9 de novembro de 2012

Morreu

Súbito d’ante os olhos se apartou.
Desfez-se a nuvem negra e cum sonoro
Bramido muito longe o mar soou.”
(Camões)
Morreu, espalhem a notícia, não sei quem o matou, se foi a criança ou o velho, se foi o doutor ou o operário, sei que está morto.

- Está morto!
- Morto? Tem a certeza?
- Morto e enterrado.
- Como foi?
- Pois não sei! Se com sete facadas ou nove, se estrangulado na noite, se um tiro perdido mas certeiro… Mas espalhem, espalhem a notícia.

Desci a calçada a correr, espalhando a notícia aos sete ventos.

- Está morto – disse a professora, e soltando uma gargalhada acrescentou – posso finalmente dar a aula. Mas, tens a certeza que está morto?
- Sem qualquer dúvida, a notícia veio de Lisboa… Até já o enterraram!
- Ó senhor Doutor, já sabe quem morreu?
- Sim já ouvi dizer, e a ser verdade tenho muito que fazer – Posso finalmente tratar dos meus doentes.
- E eu vou estudar – diz o estudante – nem posso acreditar que acabaram aquelas noites infernais.
- Espalhem a notícia, espalhem a notícia…
- Já avisaram a Madame?
- Óhh nãooooooo! E agora quem me lava o chão? – Lamenta a madame.

E a notícia espalhou-se, bem certo que esta agradava a muita gente, mas – mas porque há sempre um mas – houvera quem não ficasse contente.

- Morreu? – O banqueiro não queria acreditar.
- Pois morreu, sou eu que lhe digo. Pode pegar nos seus trapinhos e zarpar daqui.
- Com quem pensas tu que falas? Ainda há autoridade! Pois bem, deixa-te estar aí que eu vou chamar a polícia.
- Esteja à sua vontade, já lhe disse que morreu. Morto e bem morto! Com 7 palmos de terra em cima.
- Está lá, é da polícia? Façam o favor de cá vir, tenho aqui um arrogante, a fazer-me frente… E venham com urgência!
- Como podemos ir?
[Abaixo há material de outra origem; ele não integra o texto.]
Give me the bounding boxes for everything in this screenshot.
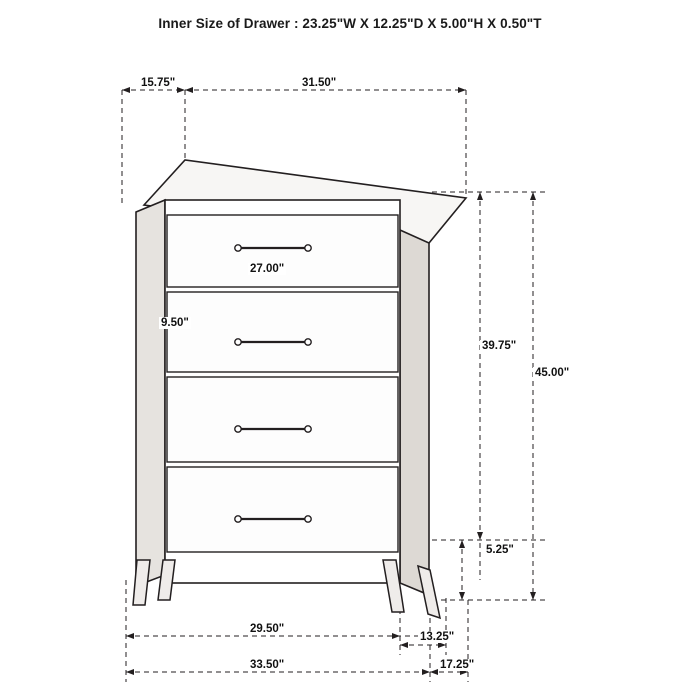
dim-label-width-top: 31.50" [302, 77, 337, 89]
dim-label-depth-top: 15.75" [141, 77, 176, 89]
dim-label-leg-height: 5.25" [486, 544, 514, 556]
dim-label-drawer-pull-width: 27.00" [250, 263, 285, 275]
dim-label-drawer-height: 9.50" [161, 317, 189, 329]
drawer-face-3 [167, 377, 398, 462]
chest-body [133, 160, 466, 618]
chest-right-side [400, 230, 429, 595]
dim-label-leg-span-depth: 13.25" [420, 631, 455, 643]
chest-left-side [136, 200, 165, 586]
dim-label-overall-depth: 17.25" [440, 659, 475, 671]
dim-label-leg-span-width: 29.50" [250, 623, 285, 635]
drawer-face-1 [167, 215, 398, 287]
dim-label-overall-width: 33.50" [250, 659, 285, 671]
page-title: Inner Size of Drawer : 23.25"W X 12.25"D X 5.00"H X 0.50"T [158, 16, 542, 31]
dim-label-overall-height: 45.00" [535, 367, 570, 379]
drawer-face-4 [167, 467, 398, 552]
dim-label-body-height: 39.75" [482, 340, 517, 352]
drawer-face-2 [167, 292, 398, 372]
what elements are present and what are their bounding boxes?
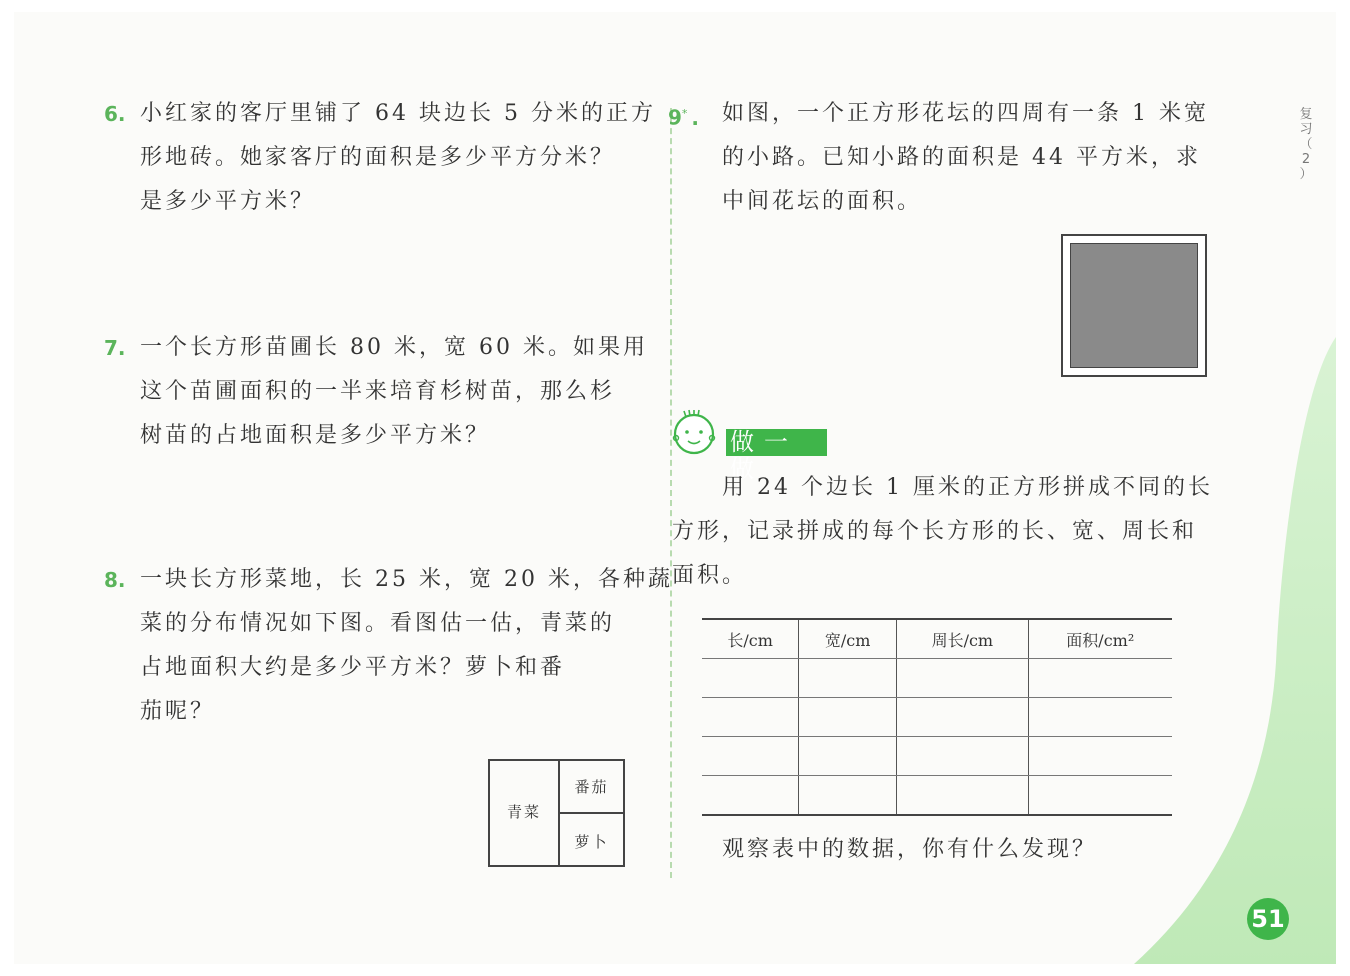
question-8-line: 茄呢？ <box>140 699 216 724</box>
flower-bed-diagram <box>1061 234 1207 377</box>
header-length: 长/cm <box>702 619 799 659</box>
table-row <box>702 659 1172 698</box>
question-7-line: 树苗的占地面积是多少平方米？ <box>140 423 491 448</box>
table-cell[interactable] <box>897 737 1028 776</box>
table-cell[interactable] <box>1028 659 1172 698</box>
question-9-star: * <box>681 107 688 120</box>
question-9-line: 的小路。已知小路的面积是 44 平方米，求 <box>722 145 1201 170</box>
question-8-line: 菜的分布情况如下图。看图估一估，青菜的 <box>140 611 616 636</box>
table-cell[interactable] <box>702 698 799 737</box>
table-cell[interactable] <box>799 698 897 737</box>
table-cell[interactable] <box>897 659 1028 698</box>
question-9-line: 中间花坛的面积。 <box>722 189 923 214</box>
tomato-region <box>560 761 623 814</box>
table-cell[interactable] <box>897 698 1028 737</box>
table-row <box>702 776 1172 816</box>
table-cell[interactable] <box>1028 698 1172 737</box>
question-9-number: 9* . <box>668 105 700 130</box>
table-row <box>702 698 1172 737</box>
flower-bed-inner-square <box>1070 243 1198 368</box>
try-line: 用 24 个边长 1 厘米的正方形拼成不同的长 <box>722 475 1213 500</box>
observation-question-text: 观察表中的数据，你有什么发现？ <box>722 837 1098 862</box>
header-area: 面积/cm² <box>1028 619 1172 659</box>
table-cell[interactable] <box>1028 776 1172 816</box>
question-8 <box>104 558 673 734</box>
header-perimeter: 周长/cm <box>897 619 1028 659</box>
try-line: 面积。 <box>672 563 748 588</box>
try-line: 方形，记录拼成的每个长方形的长、宽、周长和 <box>672 519 1198 544</box>
table-cell[interactable] <box>799 776 897 816</box>
workbook-page <box>14 12 1336 964</box>
observation-question <box>722 828 1097 872</box>
qingcai-label: 青菜 <box>506 803 541 821</box>
question-8-line: 一块长方形菜地，长 25 米，宽 20 米，各种蔬 <box>140 567 673 592</box>
table-cell[interactable] <box>897 776 1028 816</box>
question-9-line: 如图，一个正方形花坛的四周有一条 1 米宽 <box>722 101 1209 126</box>
qingcai-region <box>490 761 560 865</box>
vegetable-field-diagram <box>488 759 625 867</box>
table-cell[interactable] <box>799 659 897 698</box>
question-6-line: 是多少平方米？ <box>140 189 316 214</box>
rectangle-record-table <box>702 618 1172 816</box>
chapter-side-label: 复 习 （ 2 ） <box>1299 107 1313 182</box>
table-cell[interactable] <box>702 659 799 698</box>
question-8-number: 8. <box>104 568 126 592</box>
tomato-label: 番茄 <box>574 778 609 796</box>
question-9 <box>668 92 1209 224</box>
question-7 <box>104 326 648 458</box>
cartoon-face-icon <box>668 408 724 458</box>
question-7-line: 这个苗圃面积的一半来培育杉树苗，那么杉 <box>140 379 616 404</box>
table-cell[interactable] <box>799 737 897 776</box>
question-7-number: 7. <box>104 336 126 360</box>
header-width: 宽/cm <box>799 619 897 659</box>
question-6-line: 形地砖。她家客厅的面积是多少平方分米？ <box>140 145 616 170</box>
question-8-line: 占地面积大约是多少平方米？萝卜和番 <box>140 655 566 680</box>
table-cell[interactable] <box>702 737 799 776</box>
try-section-title: 做一做 <box>726 429 827 456</box>
question-6 <box>104 92 656 224</box>
table-header-row <box>702 619 1172 659</box>
radish-label: 萝卜 <box>574 833 609 851</box>
table-row <box>702 737 1172 776</box>
question-7-line: 一个长方形苗圃长 80 米，宽 60 米。如果用 <box>140 335 648 360</box>
question-6-number: 6. <box>104 102 126 126</box>
question-6-line: 小红家的客厅里铺了 64 块边长 5 分米的正方 <box>140 101 656 126</box>
try-instructions <box>672 466 1213 598</box>
table-cell[interactable] <box>1028 737 1172 776</box>
page-number-badge: 51 <box>1247 898 1289 940</box>
table-cell[interactable] <box>702 776 799 816</box>
radish-region <box>560 814 623 865</box>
Ele morreu! – Responde do outro lado o polícia.
- Cambada de idiotas… Eu ordeno! Venham cá rapidamente!
- Ordene à vontade, mas eu se fosse a si zarpava… E agora se me permite vou ali informar o senhor Prior.

Fui até ao largo, entrei na igreja e passei pelo prior. Subi a escada da torre.

- Onde pensa que vai? – Pergunta o pior.
- Subir à torre, tocar o sino a rebate, para que o mundo inteiro saiba da notícia.
- Mas que foi que aconteceu?
- Foi ele que morreu.
- Paz à sua alma, que Deus o receba, mas diga-me lá quem morreu?
- O Medo morreu.
- Morreu? Mas como foi isso? É trágico! E agora quem vai para o inferno? – Desesperado o prior começa a gritar – Quem permitiu isto? Como foi possível? Que será de mim?

Os sinos tocavam agora a rebate. Toda a gente ficou a saber que o Medo tinha finalmente morrido.

Do cimo da torre pude ver, o banqueiro, a madame, o prior, o polícia e o militar que de rabinho entre as pernas abandonavam o país.